Historic house in Wisconsin, United States

The Samuel S. Jones Cobblestone House is a large Greek Revival-styled farmhouse built in Clinton, Wisconsin in the late 1840s. The house was listed on the National Register of Historic Places in 1978 and on the State Register of Historic Places in 1989.

==History==
The land on which the house sits was acquired by a Jerome Yates from the U.S. government in 1840, then sold the following year to Wesley Cary. Cary probably constructed buildings, but it's unclear if he built the surviving cobblestone house or if Samuel S. Jones built the house in 1849, after he bought the property. Jones was a New Yorker who settled on this farm after marrying Margaret Richardson.

Regardless of who built the house, its Greek Revival style was common for stylish houses in the 1840s. Identifying features of the style are the low-pitched roof, the cornice returns, the frieze board beneath the eaves, and the simple straight lintels above the windows. Less common in Greek Revival residences are the two wings and the cobblestone exterior. Between limestone quoins on the corners, the cobblestones are set in horizontal courses. The cobbles on the front of the house are carefully matched for size and color. Stones on the sides and back are more varied.
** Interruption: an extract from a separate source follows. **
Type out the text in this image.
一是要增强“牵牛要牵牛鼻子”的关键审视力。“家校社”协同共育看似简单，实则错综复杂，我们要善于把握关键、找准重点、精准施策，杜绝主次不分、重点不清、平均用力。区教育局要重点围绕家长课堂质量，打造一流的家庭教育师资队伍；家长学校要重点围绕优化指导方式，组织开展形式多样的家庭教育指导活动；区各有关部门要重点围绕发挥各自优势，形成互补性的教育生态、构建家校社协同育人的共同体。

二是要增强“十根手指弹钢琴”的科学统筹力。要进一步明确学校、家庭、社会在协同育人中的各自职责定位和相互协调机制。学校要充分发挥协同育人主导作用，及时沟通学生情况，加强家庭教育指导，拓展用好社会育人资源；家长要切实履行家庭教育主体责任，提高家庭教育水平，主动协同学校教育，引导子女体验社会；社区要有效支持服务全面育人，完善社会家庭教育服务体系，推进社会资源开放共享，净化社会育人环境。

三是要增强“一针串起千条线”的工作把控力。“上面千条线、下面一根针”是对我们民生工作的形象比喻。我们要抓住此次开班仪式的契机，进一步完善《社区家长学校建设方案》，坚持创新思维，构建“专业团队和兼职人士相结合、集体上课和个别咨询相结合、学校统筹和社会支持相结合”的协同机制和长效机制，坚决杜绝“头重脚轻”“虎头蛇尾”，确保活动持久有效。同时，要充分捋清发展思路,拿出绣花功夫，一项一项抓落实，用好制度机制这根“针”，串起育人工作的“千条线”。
Parts of the south and west walls were covered with stucco in the early 1900s, but this is of historical interest, since it was common in the Clinton area at that time.

Jones' youngest son Samuel S. Jones took over the farm. and became a member of the Wisconsin State Assembly. After him, his daughter Rachel and husband Clayton Storey farmed there. The farm was sold outside the family in the 1920s.

As of 1977 the house was the largest of thirteen cobblestone houses remaining in Rock county.